エジプトではムバラク大統領に退陣を要求する大規模なデモが続いており、スエズ運河を航行する原油輸送やエジプト国内を走るパイプラインに対する懸念が強まっている。ムバラク大統領は国民の怒りを和らげようと、内閣総辞職を決断した。
北海ブレント原油は世界的な需要の増加を受けて昨年8月の70ドルの水準から上昇していたが、今回100ドルを突破したことで、燃料価格の上昇が世界的な景気回復を失速させるのではないかとの消費国側の懸念も高まっている。

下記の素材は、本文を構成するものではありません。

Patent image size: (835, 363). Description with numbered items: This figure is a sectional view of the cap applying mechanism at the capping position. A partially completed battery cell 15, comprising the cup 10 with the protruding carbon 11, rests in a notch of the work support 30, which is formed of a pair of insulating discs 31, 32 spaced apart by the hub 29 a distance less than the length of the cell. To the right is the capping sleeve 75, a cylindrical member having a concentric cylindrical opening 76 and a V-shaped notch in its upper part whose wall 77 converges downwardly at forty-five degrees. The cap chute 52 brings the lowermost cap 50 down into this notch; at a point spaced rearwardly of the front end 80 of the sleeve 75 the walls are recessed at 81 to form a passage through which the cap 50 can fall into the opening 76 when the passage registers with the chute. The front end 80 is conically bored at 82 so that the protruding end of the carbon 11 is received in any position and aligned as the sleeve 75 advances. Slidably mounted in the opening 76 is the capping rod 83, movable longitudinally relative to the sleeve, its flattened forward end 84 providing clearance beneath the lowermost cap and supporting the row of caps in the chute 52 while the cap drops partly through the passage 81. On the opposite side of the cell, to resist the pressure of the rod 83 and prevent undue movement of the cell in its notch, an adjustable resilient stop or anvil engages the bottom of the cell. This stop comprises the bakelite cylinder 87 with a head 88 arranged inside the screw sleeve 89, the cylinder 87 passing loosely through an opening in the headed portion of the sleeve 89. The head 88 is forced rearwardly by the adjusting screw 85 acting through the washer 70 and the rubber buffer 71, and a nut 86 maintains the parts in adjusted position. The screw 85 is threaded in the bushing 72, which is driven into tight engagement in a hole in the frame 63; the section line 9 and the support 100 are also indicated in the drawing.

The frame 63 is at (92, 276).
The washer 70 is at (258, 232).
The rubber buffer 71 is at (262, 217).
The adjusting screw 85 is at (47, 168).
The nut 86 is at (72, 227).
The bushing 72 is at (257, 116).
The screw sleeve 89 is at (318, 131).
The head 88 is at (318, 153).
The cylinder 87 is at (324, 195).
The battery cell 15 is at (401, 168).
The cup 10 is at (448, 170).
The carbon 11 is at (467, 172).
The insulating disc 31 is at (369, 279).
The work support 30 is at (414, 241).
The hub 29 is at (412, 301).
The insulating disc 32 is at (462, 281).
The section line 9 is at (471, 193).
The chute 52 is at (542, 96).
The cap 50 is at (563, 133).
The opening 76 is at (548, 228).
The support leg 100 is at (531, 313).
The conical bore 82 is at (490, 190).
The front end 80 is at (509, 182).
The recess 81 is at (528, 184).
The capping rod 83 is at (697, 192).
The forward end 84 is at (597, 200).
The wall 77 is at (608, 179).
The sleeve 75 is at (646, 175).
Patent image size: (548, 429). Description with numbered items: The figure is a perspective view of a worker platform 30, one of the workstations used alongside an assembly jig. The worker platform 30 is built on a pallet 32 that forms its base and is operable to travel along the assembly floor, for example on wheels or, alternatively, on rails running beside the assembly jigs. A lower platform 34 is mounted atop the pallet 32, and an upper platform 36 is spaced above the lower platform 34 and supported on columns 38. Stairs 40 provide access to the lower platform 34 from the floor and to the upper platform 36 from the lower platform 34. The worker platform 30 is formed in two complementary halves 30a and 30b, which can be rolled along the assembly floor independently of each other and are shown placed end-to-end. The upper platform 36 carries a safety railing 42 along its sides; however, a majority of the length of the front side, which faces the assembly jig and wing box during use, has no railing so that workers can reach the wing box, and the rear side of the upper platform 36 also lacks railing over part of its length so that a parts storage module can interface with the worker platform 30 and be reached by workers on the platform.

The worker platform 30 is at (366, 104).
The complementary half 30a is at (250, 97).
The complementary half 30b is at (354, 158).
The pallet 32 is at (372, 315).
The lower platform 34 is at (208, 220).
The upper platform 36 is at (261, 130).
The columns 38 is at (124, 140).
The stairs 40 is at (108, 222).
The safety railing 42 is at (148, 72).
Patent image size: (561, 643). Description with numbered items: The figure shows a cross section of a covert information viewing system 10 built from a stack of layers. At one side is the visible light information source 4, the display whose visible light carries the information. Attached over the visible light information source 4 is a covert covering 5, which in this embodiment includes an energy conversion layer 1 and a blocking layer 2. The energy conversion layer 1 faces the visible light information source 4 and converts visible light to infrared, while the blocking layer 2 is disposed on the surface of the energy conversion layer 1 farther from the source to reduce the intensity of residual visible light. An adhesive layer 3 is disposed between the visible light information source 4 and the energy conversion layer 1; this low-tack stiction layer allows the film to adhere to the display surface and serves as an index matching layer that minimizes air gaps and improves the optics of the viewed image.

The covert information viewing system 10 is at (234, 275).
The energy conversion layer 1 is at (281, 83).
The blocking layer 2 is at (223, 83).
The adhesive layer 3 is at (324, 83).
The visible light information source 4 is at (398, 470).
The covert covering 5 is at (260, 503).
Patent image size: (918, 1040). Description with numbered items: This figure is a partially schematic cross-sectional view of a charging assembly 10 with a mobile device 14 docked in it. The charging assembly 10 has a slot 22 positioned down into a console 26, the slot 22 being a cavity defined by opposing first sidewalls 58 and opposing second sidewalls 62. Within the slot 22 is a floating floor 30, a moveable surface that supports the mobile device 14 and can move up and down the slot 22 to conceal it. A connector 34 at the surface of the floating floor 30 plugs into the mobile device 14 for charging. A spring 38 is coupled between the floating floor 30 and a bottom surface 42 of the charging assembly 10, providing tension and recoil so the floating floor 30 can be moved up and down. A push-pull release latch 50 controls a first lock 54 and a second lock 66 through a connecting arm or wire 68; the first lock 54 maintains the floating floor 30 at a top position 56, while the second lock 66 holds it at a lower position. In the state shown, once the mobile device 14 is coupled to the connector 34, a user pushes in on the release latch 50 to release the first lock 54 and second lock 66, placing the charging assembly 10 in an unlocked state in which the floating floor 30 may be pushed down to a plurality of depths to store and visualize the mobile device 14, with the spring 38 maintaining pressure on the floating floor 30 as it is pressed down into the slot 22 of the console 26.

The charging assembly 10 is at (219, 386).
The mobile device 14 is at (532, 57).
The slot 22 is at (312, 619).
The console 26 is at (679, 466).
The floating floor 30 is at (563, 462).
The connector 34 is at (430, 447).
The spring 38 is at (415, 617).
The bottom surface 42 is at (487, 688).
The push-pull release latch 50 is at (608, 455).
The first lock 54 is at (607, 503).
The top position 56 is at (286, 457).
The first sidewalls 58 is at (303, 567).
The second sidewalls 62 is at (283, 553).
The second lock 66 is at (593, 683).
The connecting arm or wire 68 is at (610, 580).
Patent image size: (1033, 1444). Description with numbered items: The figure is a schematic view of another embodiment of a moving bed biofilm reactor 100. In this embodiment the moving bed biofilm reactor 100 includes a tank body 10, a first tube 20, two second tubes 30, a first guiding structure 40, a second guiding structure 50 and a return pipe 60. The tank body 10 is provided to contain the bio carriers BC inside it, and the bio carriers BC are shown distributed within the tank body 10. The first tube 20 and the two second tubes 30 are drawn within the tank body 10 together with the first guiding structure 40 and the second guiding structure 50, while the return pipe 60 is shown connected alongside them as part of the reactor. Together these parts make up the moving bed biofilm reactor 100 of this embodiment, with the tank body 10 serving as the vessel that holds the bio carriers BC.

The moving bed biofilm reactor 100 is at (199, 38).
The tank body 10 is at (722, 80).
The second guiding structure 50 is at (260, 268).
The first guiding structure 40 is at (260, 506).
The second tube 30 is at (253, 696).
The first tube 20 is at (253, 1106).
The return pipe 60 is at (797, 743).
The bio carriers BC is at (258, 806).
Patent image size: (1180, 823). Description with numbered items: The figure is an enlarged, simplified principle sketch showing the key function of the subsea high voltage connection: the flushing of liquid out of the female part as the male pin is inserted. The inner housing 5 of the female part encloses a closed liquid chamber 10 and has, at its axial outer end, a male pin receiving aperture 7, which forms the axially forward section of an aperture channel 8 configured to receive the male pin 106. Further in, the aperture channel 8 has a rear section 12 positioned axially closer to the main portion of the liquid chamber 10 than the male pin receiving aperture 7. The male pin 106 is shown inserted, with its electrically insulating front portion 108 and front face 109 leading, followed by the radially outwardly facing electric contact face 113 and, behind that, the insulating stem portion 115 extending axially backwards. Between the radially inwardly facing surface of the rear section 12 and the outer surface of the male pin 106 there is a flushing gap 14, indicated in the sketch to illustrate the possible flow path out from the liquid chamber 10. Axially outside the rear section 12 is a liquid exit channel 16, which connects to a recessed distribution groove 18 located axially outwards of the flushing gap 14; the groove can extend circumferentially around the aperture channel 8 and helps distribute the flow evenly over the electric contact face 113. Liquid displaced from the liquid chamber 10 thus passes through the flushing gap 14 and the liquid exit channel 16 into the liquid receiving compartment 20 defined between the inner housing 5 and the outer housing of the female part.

一方、石油輸出国機構(OPEC)の当局者らは市場で原油不足は起きていないとし、ただちに増産を行う必要はないと述べている。
今年の冬の北半球の厳しい寒さも原油の上昇を下支えしており、この日発表された1月のシカゴ購買部景気指数が22年ぶり高水準となったことや12月の米消費支出の伸びが加速したことも需要拡大予想を支援する要因となった。
ロンドン市場でICE北海ブレント先物3月限は1.59ドル高の101.01ドルで取引を終了した。一時、中心限月としては2008年9月以来の高値となる101.73ドルをつけた。
ニューヨーク・マーカンタイル取引所(NYMEX)の先物3月限は2.85ドル(3.19%)急伸し、92.19ドルで引けた。ザラ場の高値は92.84ドルだった。終値、ザラ場高値ともに2008年10月以来の高水準。
また、原油など19商品の先物相場で構成されるロイター/ジェフリーズCRB指数は5.98ポイント(1.78%)高の341.42で終わった。1月全体では2.6%の上昇で、同指数は5カ月連続で上昇したことになる。